2015-12-18李伟强李胜华毛晓莲邹铮途范业喜

中国实用神经疾病杂志 2015年12期
关键词:血肿微创脑出血

李伟强 李胜华 毛晓莲 邹铮途 范业喜

广东清远市清城区人民医院 清远 511500

高血压脑出血(HCH)是由高血压持续升高引发病变或脑动脉硬化引起出血的一种常见病,主要表现为头痛、偏瘫、意识模糊等症状,具有较高病死率、致残率等特点[1]。出血量较少的患者通常给予脱水、抗感染等内科治疗;出血量较大的患者行手术治疗。传统的开颅血肿清除术能有效清除血肿,但创伤大、并发症多。微创颅内血肿清除术具有创伤小、操作简单、术后恢复快等特点,已广泛应用于临床[2]。本研究对院内收治的高血压脑出血患者行微创颅内血肿清除术,与接受传统开颅血肿清除术治疗患者进行比较。现报告如下。

1 资料与方法

1.1 一般资料 选择我院2011-01—2013-12收治的85 例HCH 患者为研究对象,均经手术病理或CT 检查确诊,排除肝肾功能不全、手术禁忌证、全身严重感染、凝血功能异常等患者。男50例,女35例;年龄42~76岁,平均(57.4±5.0)岁;脑出血量34~85mL,平均(46.2±10.3)mL;出血部位:小脑2例,皮层下12 例,丘脑17 例,壳核54 例;伴脑疝25例,昏迷症状10例,嗜睡症状32例。按数字表格法分为对照组40例和实验组45例,2组年龄、出血部位等无显著差异(P>0.05),具有可比性。

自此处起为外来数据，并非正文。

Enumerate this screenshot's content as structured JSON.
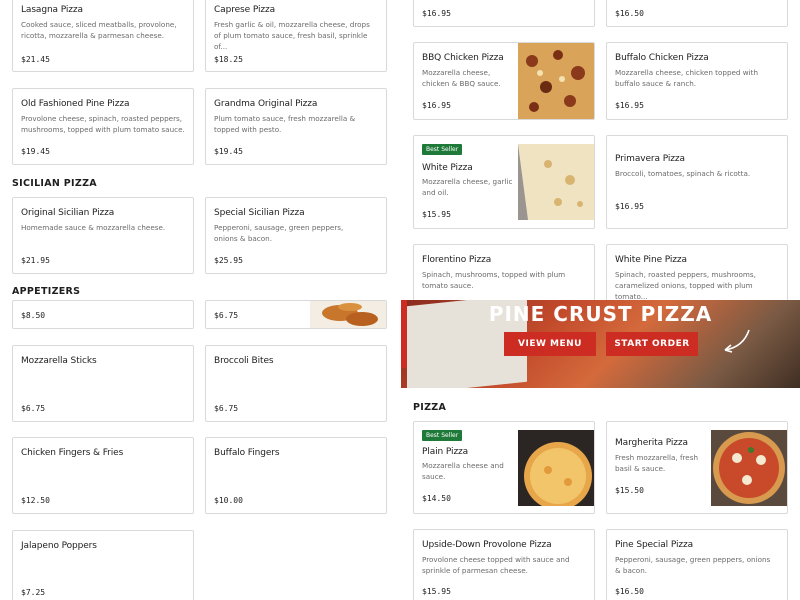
{
  "sections": {
    "sicilian": "SICILIAN PIZZA",
    "appetizers": "APPETIZERS",
    "pizza": "PIZZA"
  },
  "left": {
    "lasagna": {
      "name": "Lasagna Pizza",
      "desc": "Cooked sauce, sliced meatballs, provolone, ricotta, mozzarella & parmesan cheese.",
      "price": "$21.45"
    },
    "caprese": {
      "name": "Caprese Pizza",
      "desc": "Fresh garlic & oil, mozzarella cheese, drops of plum tomato sauce, fresh basil, sprinkle of...",
      "price": "$18.25"
    },
    "old_fashioned": {
      "name": "Old Fashioned Pine Pizza",
      "desc": "Provolone cheese, spinach, roasted peppers, mushrooms, topped with plum tomato sauce.",
      "price": "$19.45"
    },
    "grandma": {
      "name": "Grandma Original Pizza",
      "desc": "Plum tomato sauce, fresh mozzarella & topped with pesto.",
      "price": "$19.45"
    },
    "orig_sicilian": {
      "name": "Original Sicilian Pizza",
      "desc": "Homemade sauce & mozzarella cheese.",
      "price": "$21.95"
    },
    "special_sicilian": {
      "name": "Special Sicilian Pizza",
      "desc": "Pepperoni, sausage, green peppers, onions & bacon.",
      "price": "$25.95"
    },
    "app1": {
      "price": "$8.50"
    },
    "app2": {
      "price": "$6.75"
    },
    "mozz_sticks": {
      "name": "Mozzarella Sticks",
      "price": "$6.75"
    },
    "broccoli": {
      "name": "Broccoli Bites",
      "price": "$6.75"
    },
    "chicken_fingers": {
      "name": "Chicken Fingers & Fries",
      "price": "$12.50"
    },
    "buffalo_fingers": {
      "name": "Buffalo Fingers",
      "price": "$10.00"
    },
    "jalapeno": {
      "name": "Jalapeno Poppers",
      "price": "$7.25"
    }
  },
  "right": {
    "top_a": {
      "price": "$16.95"
    },
    "top_b": {
      "price": "$16.50"
    },
    "bbq": {
      "name": "BBQ Chicken Pizza",
      "desc": "Mozzarella cheese, chicken & BBQ sauce.",
      "price": "$16.95"
    },
    "buffalo_chicken": {
      "name": "Buffalo Chicken Pizza",
      "desc": "Mozzarella cheese, chicken topped with buffalo sauce & ranch.",
      "price": "$16.95"
    },
    "white": {
      "badge": "Best Seller",
      "name": "White Pizza",
      "desc": "Mozzarella cheese, garlic and oil.",
      "price": "$15.95"
    },
    "primavera": {
      "name": "Primavera Pizza",
      "desc": "Broccoli, tomatoes, spinach & ricotta.",
      "price": "$16.95"
    },
    "florentino": {
      "name": "Florentino Pizza",
      "desc": "Spinach, mushrooms, topped with plum tomato sauce."
    },
    "white_pine": {
      "name": "White Pine Pizza",
      "desc": "Spinach, roasted peppers, mushrooms, caramelized onions, topped with plum tomato..."
    },
    "plain": {
      "badge": "Best Seller",
      "name": "Plain Pizza",
      "desc": "Mozzarella cheese and sauce.",
      "price": "$14.50"
    },
    "margherita": {
      "name": "Margherita Pizza",
      "desc": "Fresh mozzarella, fresh basil & sauce.",
      "price": "$15.50"
    },
    "upside_down": {
      "name": "Upside-Down Provolone Pizza",
      "desc": "Provolone cheese topped with sauce and sprinkle of parmesan cheese.",
      "price": "$15.95"
    },
    "pine_special": {
      "name": "Pine Special Pizza",
      "desc": "Pepperoni, sausage, green peppers, onions & bacon.",
      "price": "$16.50"
    }
  },
  "banner": {
    "headline": "PINE CRUST PIZZA",
    "view_menu": "VIEW MENU",
    "start_order": "START ORDER"
  },
  "icons": {
    "arrow": "curved-arrow-icon"
  },
  "colors": {
    "accent_red": "#cc2c22",
    "best_seller_green": "#1f7a3a",
    "card_border": "#d9d9d9"
  }
}
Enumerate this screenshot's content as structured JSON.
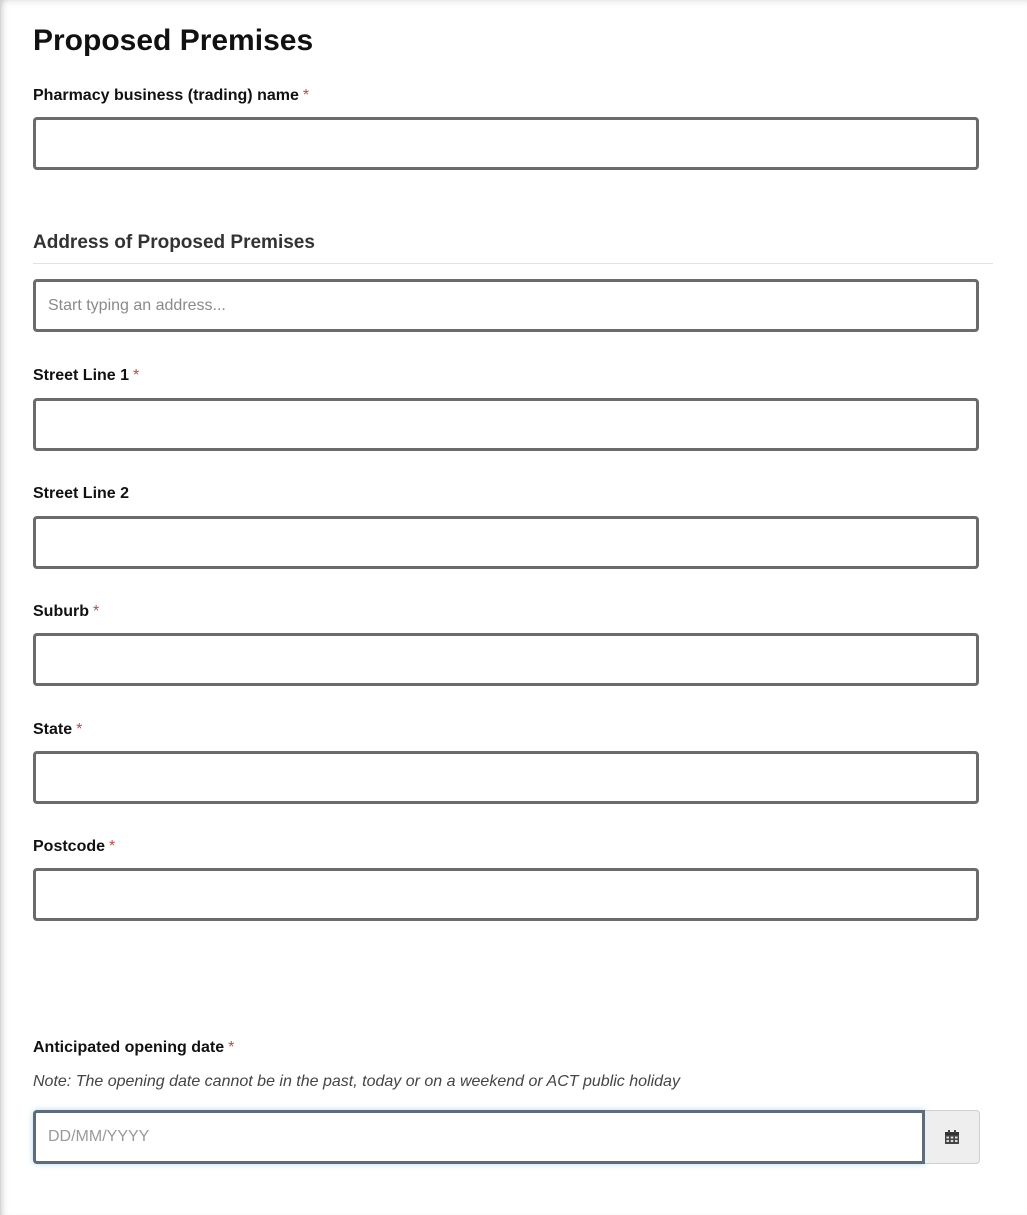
{
  "page": {
    "title": "Proposed Premises"
  },
  "fields": {
    "trading_name": {
      "label": "Pharmacy business (trading) name",
      "required_mark": "*",
      "value": ""
    },
    "address_heading": "Address of Proposed Premises",
    "address_search": {
      "placeholder": "Start typing an address...",
      "value": ""
    },
    "street_line_1": {
      "label": "Street Line 1",
      "required_mark": "*",
      "value": ""
    },
    "street_line_2": {
      "label": "Street Line 2",
      "value": ""
    },
    "suburb": {
      "label": "Suburb",
      "required_mark": "*",
      "value": ""
    },
    "state": {
      "label": "State",
      "required_mark": "*",
      "value": ""
    },
    "postcode": {
      "label": "Postcode",
      "required_mark": "*",
      "value": ""
    },
    "opening_date": {
      "label": "Anticipated opening date",
      "required_mark": "*",
      "note": "Note: The opening date cannot be in the past, today or on a weekend or ACT public holiday",
      "placeholder": "DD/MM/YYYY",
      "value": "",
      "button_icon": "calendar-icon"
    }
  },
  "colors": {
    "required": "#b94a48",
    "input_border": "#6b6b6b",
    "focus_border": "#5f6b78"
  }
}
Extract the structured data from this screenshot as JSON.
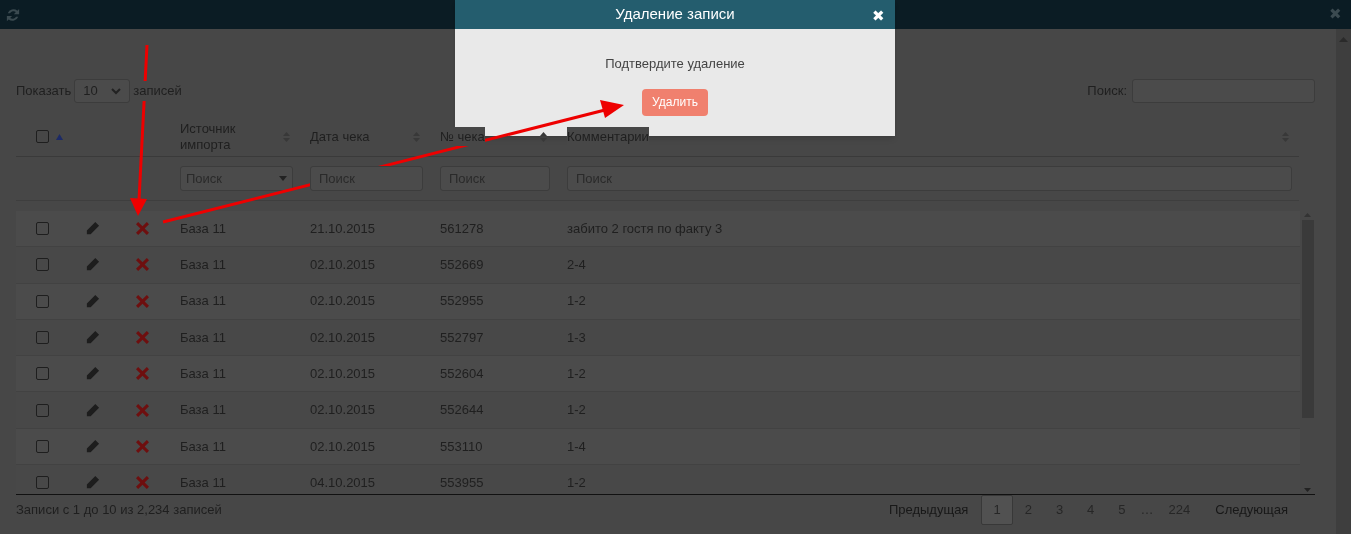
{
  "modal": {
    "title": "Удаление записи",
    "close": "✖",
    "message": "Подтвердите удаление",
    "confirm_button": "Удалить"
  },
  "window": {
    "close": "✖"
  },
  "length": {
    "label_before": "Показать",
    "value": "10",
    "label_after": "записей"
  },
  "search": {
    "label": "Поиск:"
  },
  "table": {
    "select_all": {
      "checked": false
    },
    "columns": [
      {
        "label": "Источник импорта"
      },
      {
        "label": "Дата чека"
      },
      {
        "label": "№ чека"
      },
      {
        "label": "Комментарии"
      }
    ],
    "filters": [
      {
        "kind": "select",
        "placeholder": "Поиск"
      },
      {
        "kind": "text",
        "placeholder": "Поиск"
      },
      {
        "kind": "text",
        "placeholder": "Поиск"
      },
      {
        "kind": "text",
        "placeholder": "Поиск"
      }
    ],
    "rows": [
      {
        "checked": false,
        "cells": [
          "База 11",
          "21.10.2015",
          "561278",
          "забито 2 гостя по факту 3"
        ]
      },
      {
        "checked": false,
        "cells": [
          "База 11",
          "02.10.2015",
          "552669",
          "2-4"
        ]
      },
      {
        "checked": false,
        "cells": [
          "База 11",
          "02.10.2015",
          "552955",
          "1-2"
        ]
      },
      {
        "checked": false,
        "cells": [
          "База 11",
          "02.10.2015",
          "552797",
          "1-3"
        ]
      },
      {
        "checked": false,
        "cells": [
          "База 11",
          "02.10.2015",
          "552604",
          "1-2"
        ]
      },
      {
        "checked": false,
        "cells": [
          "База 11",
          "02.10.2015",
          "552644",
          "1-2"
        ]
      },
      {
        "checked": false,
        "cells": [
          "База 11",
          "02.10.2015",
          "553110",
          "1-4"
        ]
      },
      {
        "checked": false,
        "cells": [
          "База 11",
          "04.10.2015",
          "553955",
          "1-2"
        ]
      }
    ]
  },
  "footer": {
    "info": "Записи с 1 до 10 из 2,234 записей",
    "pagination": [
      {
        "kind": "link",
        "label": "Предыдущая",
        "selected": false
      },
      {
        "kind": "page",
        "label": "1",
        "selected": true
      },
      {
        "kind": "page",
        "label": "2",
        "selected": false
      },
      {
        "kind": "page",
        "label": "3",
        "selected": false
      },
      {
        "kind": "page",
        "label": "4",
        "selected": false
      },
      {
        "kind": "page",
        "label": "5",
        "selected": false
      },
      {
        "kind": "ellipsis",
        "label": "…",
        "selected": false
      },
      {
        "kind": "page",
        "label": "224",
        "selected": false
      },
      {
        "kind": "link",
        "label": "Следующая",
        "selected": false
      }
    ]
  }
}
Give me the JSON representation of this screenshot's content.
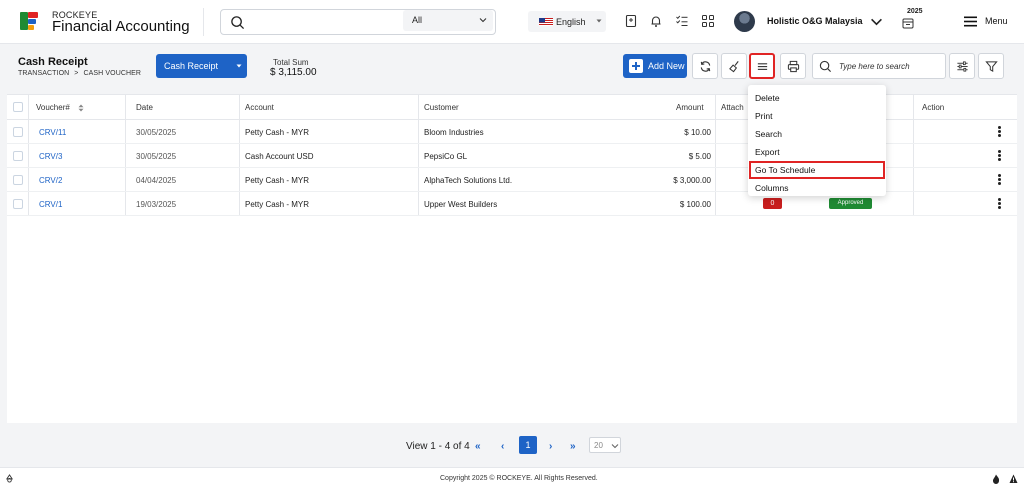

1.2 方法 2组均给予脱水、抗生素、神经营养药物等常规保守治疗,在此基础上于发病2d内对照组给予传统开颅血肿清除术,从改良翼点入路行切口,形状类似马蹄,游离翻开骨瓣后将硬脑膜切开,显露出颅内组织。同时分开外侧裂以充分显露岛叶,随后将岛叶皮质切开2cm(注意避开重要血管),直视下清除血肿,同时行去骨瓣减压术,电凝止血后将硬脑膜缝合,放置负压引流管后逐层缝合切口。实验组行微创颅内血肿清除术:选择仰卧位,局部麻醉,通过CT 扫描了解血肿部位、血肿大小等情况;将血肿穿刺平面的中心距离头表最近处作为钻孔点,通过一次性颅内血肿穿刺针(YL-1型)穿刺,定位器引导下经由电钻慢慢锥开头皮、颅骨及硬脑膜,随后将钻芯取下,插入钝头针芯后将针体慢慢推到血肿边缘后拔出针芯,针体后端拧紧盖帽,针体侧管连接引流管,利用注射器抽吸血肿,且一边抽吸一边推入;当抽吸积血占血肿40%~50%后按“等量交换”或“出多于入”原则用生理盐水作血肿腔冲洗,到引流液变清后停止。2组病例手术24 h后于血肿腔中注入2~4mL生理盐水+2万~4万U 尿激酶,夹闭引流管2h后开放引流,2~3次/d。2组术后均给予对症处理,并根据CT 复查结果确定引流管拔除时间。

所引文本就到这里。